Sebab semuanya harus dilakukan, demi kesejahteraan masyarakat, sehingga jangan sampai ada program yang gagal bahkan berhenti di tengah jalan. Walaupun dana transfer pusat menyentuh Rp 912 miliar.
“Tapi saya tetap optimistis, untuk APBD Bontang di 2026 mendatang bisa sampai tembus di angka Rp 2,1 triliun,” ucapnya saat dikonfirmasi, Rabu (24/9/2025).
Bahkan di dalam status pribadi Whatsapp dirinya, Neni membeberkan jika total Dana Transfer Umum (DTU) Bontang sekitar Rp 830 miliar.
Dana Alokasi Khusus non fisik (DAKnf) sekitar Rp 75,6 miliar, dan Dana Alokasi Khusus (DAK) fisik sekitar Rp 6,5 miliar.

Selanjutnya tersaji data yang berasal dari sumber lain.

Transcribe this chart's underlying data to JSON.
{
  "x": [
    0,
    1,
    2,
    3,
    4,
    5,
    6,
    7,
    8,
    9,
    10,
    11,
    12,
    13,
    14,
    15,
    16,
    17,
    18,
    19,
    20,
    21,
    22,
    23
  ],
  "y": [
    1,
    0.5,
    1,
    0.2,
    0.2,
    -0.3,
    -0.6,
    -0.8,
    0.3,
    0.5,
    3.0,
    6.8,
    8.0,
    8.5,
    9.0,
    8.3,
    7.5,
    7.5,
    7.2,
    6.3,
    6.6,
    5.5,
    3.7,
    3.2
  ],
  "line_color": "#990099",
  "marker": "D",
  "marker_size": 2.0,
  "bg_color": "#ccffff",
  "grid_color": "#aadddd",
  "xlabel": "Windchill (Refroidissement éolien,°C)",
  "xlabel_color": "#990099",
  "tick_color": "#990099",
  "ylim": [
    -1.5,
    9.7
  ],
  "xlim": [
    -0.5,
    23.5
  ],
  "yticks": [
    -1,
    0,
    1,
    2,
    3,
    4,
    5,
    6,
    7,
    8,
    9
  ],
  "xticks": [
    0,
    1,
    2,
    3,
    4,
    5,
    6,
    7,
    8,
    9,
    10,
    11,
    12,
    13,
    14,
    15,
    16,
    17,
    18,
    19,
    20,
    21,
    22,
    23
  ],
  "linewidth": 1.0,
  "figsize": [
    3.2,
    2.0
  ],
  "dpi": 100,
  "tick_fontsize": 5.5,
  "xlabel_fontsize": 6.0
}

Adapun dari Dana Bagi Hasil (DBH) Rp 321 miliar, dan juga Dana Alokasi Umum (DAU) Rp 590 miliar, dengan akumulasi berjumlah Rp 834 miliar.
“R-APBD Bontang 2026 yang diajukan mencapai Rp2,8 triliun. Saat ini tengah menghitung, dan juga lagi menyesuaikan APBD Bontang di 2026,” jelasnya.
Neni juga sempat mendatangi Kementerian Dalam Negeri (Kemendagri) beberapa waktu lalu, terkait dengan anggaran Transfer ke Daerah (TKD) di 2026 agar tidak dipangkas, mengingat kondisi fiskal Bontang masih sangat lemah.